Dustborn Preview: Catch The Bus

I remember having a spirited discussion back at Game Informer concerning the definition of an Adventure Game. You can see where we eventually landed here, but, playing through the hands-on preview for Dustborn, I couldn’t help but wonder how it would have shaped the debate.

The game’s team throws it into the action-adventure camp. However, it felt more to me like an adventure game with combat. The distinction may seem arbitrary, but the juice of the game lies in interacting with its environment, pursuing relationships with your found family, and getting swept up in the story. Though it has serval systems integrated to connect the adventure side with its combat, Dustborn feels, at its core, like a unmitigated adventure title.

Just shout if you need something.

It’s 2030 and I’m somewhere in Nevada.
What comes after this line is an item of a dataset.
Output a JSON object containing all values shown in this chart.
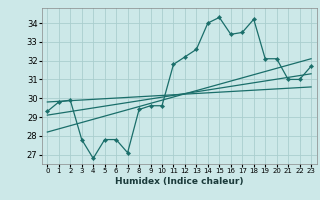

That’s not terribly surprising as I can see cactus and rolling waves of sand glide by through the bus windows. Having no context for my current situation beyond that, I set out to familiarize myself with the team. Unfortunately for the main character, Pax, my first interaction is an argument.

Once considered my sister, Ziggy is struggling with Pax’s sudden disappearance and equally unsettling reemergence in her life. Ziggy isn’t able to process the emotional hurt, so the conversation turns to choosing to run away from the games invasive big bad — an oppressive force called Justice.

The other crew members seem more welcoming. Theo, the fatherly figure and hacker, knits quietly as they travel to the next location. Sai, an artist whose braids look like brushes dipped in purple paint, is the group’s muscle. And the sleeping Roam is stretched out in the back seat.

Lying on a table is a comic book that runs me through some of the team’s past events and choices. It helps catch me up on the details and gets me questioning where the other branching paths would have led, but doesn’t tell me much more than I already knew.

The map next to it moves me from the past to the future. Interacting with it triggers an overview map of an alternate reality United States. The places have unfamiliar names, but it’s clear the group started out in California and hope to make it to “The Promised Land” that is Nova Scotia. But that’s still far away.

My immediate plan revolve around a service station — a place to quickly fill up on fuel and food. However, stepping off the bus, our robotic driver hits the gas and leaves most of the party stranded in the middle of nowhere. Roam — sleeping peacefully — is still in the back seat. And now I need to figure out how to find them and get our transportation back.

I check around the neglected building and discover various interactions that allow me to call on the aid of my companions. A back door labeled employees only prompts buttons to call on either Sai or Theo — depending on whether I want to break down the door or crack it open by more technological means. But I pass this by for the moment to go into the building to see what more informermation I can find.

The extra information I glean from the station’s robot employee gives me two possible ways out of this situation. I can either attempt to signal a horde of bikers by setting a fire where they normally hang out or fix up (and then steal) a car looked away in the garage.

While exploring the environment in a patently adventure-like way, I discover sound echoes, which the game urges me to capture with a device on my hip. At first, I’m totally clueless way I’m working through a minigame to record these echoes, but the purpose soon becomes clear.

When I catch a specified number, I learn a new word that my unusual powers allow me to wield as a weapon. This environment’s word is HOAX. It allows me to trick people into doing what I want — in combat and outside of it. This is how the game cleverly bridges the gap between adventure and action.

I don’t get to put this new spoken weapon to use until much later in the demo, after breaking into a secret Justice faculty/school and finding a new friend named Eli. Eli is a charismatic warrior who’s returned to his former institution for personal reasons. Like the rest of the game’s characters so far, Eli acts and speaks like a real human with understandable motives and conflicting loyalties. The addition makes the already engaging group even more compelling.

Combat is not my favorite part of the experience. It is easy to catch on to, with basic attacks, blocks, and throws backed up by my shouting abilities. These last take a moment to power up, but are fun to unleash. I could convince hostile combatants to fight for me rather than against me. I could freeze them in place. And I could push them out of my way. This and a visually bombastic combo I could trigger with Ziggy kept my attention focused on the fighting, though not enough that I giddly jumped into combat.

I walked away from my time with Dustborn eager to unravel more of its secrets and to see this group of misfits — which I’m already beginning to care for — safely to the end of their journey. The bus is scheduled to pick players up August 20, so be sure to be ready.